Saturday, June 29, 2013

The Millionaire's Proposition

Posted by A Drop of Romeo at 7:00 PM
It's his sister's wedding and aware that his family will try to set him up, hot bachelor Wolf Stone asks his plain Jane secretary; Bailey; to stage as his partner to keep him away from the romantic entrapments. However, he just didn't expect a whole new Bailey.
Banner Credit: Rory

Marta Thinks: Geek and Hot Guy is my favorite cliche. But I'll be one of the first to admit that it can easily become redundant and
overdone, especially when the same formula is used over and over again. However, I knew as soon as I read the first chapter of "The Millionaire's Proposition" that this would not be the case.

Bailey isn’t overdone as a character, but she’s realistic and extremely likable. Wolf isn’t the arrogant, rude boss; he turned out to be a rather sweet. Even when he acted like an idiot, FreekyDisaster18 still managed to make me somewhat sympathize him, and find him agreeable.

Another thing I loved about this story was how it was written. I usually enjoy stories with a good amount dialogue and generally much less description, as it can slow the story down. Now, I've changed my opinion because "The Millionaire's Proposition" has a brilliant pace. It has moved much more quickly with its twenty-four chapters, compared to stories that have fifty chapters but no real substance down.

Simply put, I'm enthralled with this story. But let me leave the last few words to a man (Goethe), much wiser than me, who describes exactly what sort of author FreekyDisaster18 is:

"The most original of authors are not so because they advance what is new, but more because they know how to say something, as if it had never been said before".

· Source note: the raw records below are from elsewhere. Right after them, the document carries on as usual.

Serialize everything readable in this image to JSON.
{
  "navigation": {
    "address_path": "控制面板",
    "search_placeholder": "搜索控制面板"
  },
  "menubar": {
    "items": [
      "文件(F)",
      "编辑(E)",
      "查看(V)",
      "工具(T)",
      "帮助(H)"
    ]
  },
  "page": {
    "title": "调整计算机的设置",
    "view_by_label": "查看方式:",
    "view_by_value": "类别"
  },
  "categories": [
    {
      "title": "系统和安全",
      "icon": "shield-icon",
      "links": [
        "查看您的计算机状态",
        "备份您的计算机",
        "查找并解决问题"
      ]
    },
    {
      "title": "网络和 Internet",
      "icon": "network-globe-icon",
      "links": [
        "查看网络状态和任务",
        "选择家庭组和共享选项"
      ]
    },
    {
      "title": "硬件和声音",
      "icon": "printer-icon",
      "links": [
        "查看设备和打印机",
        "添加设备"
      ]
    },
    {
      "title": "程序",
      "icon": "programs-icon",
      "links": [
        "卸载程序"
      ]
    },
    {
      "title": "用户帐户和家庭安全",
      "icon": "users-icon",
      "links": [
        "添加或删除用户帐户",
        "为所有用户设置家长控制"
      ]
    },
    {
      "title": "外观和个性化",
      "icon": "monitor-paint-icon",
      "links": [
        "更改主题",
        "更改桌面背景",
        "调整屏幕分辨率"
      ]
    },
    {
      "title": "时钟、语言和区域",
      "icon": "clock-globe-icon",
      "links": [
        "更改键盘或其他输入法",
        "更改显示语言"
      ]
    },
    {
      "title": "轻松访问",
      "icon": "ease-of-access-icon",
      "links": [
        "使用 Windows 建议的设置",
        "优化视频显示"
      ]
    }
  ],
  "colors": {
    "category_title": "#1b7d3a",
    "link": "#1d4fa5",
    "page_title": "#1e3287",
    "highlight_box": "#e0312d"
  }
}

  1. Just read 8 chapters of this story, and I found it extremely juvenile. The events of the story laid out remind me of the writing of a starry eyed, love deprived teen. The physical descriptions of the characters are romanticized, something along the lines of 'mystifying grey eyes' and other Twilight-esque descriptions. The plot and character development is practically thrown at you, 'oh no, Bailey's so plain, but that's because "all the men in her life sneered at her dream"', and that's in the early chapters. Wolf is completely unrealistic as well. I stopped reading at the line, "You'll have to pretend you're madly in love with me", and this was in combination with a few chapters ago where Bailey suddenly transforms into an 'incognito' singer for a company event. In no circumstances would a boss ever say that to a newly hired employee, ever, or at least phrase it in such a manner. Overall this story is not realistic whatsoever and seems to not be able to grasp any reality of the setting it chose to situate itself in. Very mediocre, and I'm very surprised by the glowing review.

  2. I understand that you're not happy with the story, but this really isn't the place for these kinds of comments. Instead of throwing around words like "juvenile" and "mediocre" and telling the author all the things you think she did wrong, which can kind of be interpreted as insulting, you should be making constructive criticism and telling the author how she can fix those problems.

    Keep in mind that everyone has a different opinion. If we took down reviews every time one person had a problem with the story, we'd have no reviews on this site. Marta enjoyed the story and I know that many other people found it good too. That's all you can really ask for.

  3. First of all, when I started TMP I was a teenager - I'm not sure on the love struck comment but definitely a teenager. This novel has matured with me, and this would have been something you'd have realised if you continued past the eighth chapter. I appreciate your comments. All works of fiction get hate but, as Melissa mentioned, I would have preferred for your comments to be constructive rather than a block of endless flames. I'm sorry you didn't enjoy the story but I wish you had felt like you could leave constructive comments rather than cowardly anonymous hatred.

    On another note, Marta this was the loveliest review in the world

  4. Melissa - In regards for this not being in the right place, I'm giving immediate feedback and my personal response to a recommendation by this site, so I don't feel my comment is inappropriately placed. I also did not indicate that I wished for the review to be removed, but that I did have an opposing opinion to it.

    Helen - I'm glad you appreciate my comments, though I don't believe them to be flames (as you claim), as then they would be nonsensical and lacking any form of merit. In regards to hatred vs. constructive criticism, I did point out areas where I felt improvement was necessary and quoted some of the worst offenders. So, rather than getting a bit huffy (your last two sentences), I would kindly suggest that you reread my comment, and siphon those constructive bits that you huffily missed the first time around.

  5. Anonymous (you have not provided me with your name, or any fictionpress account user name, if you have one):

    I appreciate hearing your thoughts, though I feel that you could have placed your thoughts in a more appropriate place. Juliet has linked all our email address, and it would have been better if you had just emailed me. Here, on ADoR, we celebrate writing, and negative comments easily damper the atmosphere. I do understand that you'd want to share your opinion; it's just easier, and better, if you contact me (or whichever judge) first.

    If you do wish to talk to me further, then don't hesitate.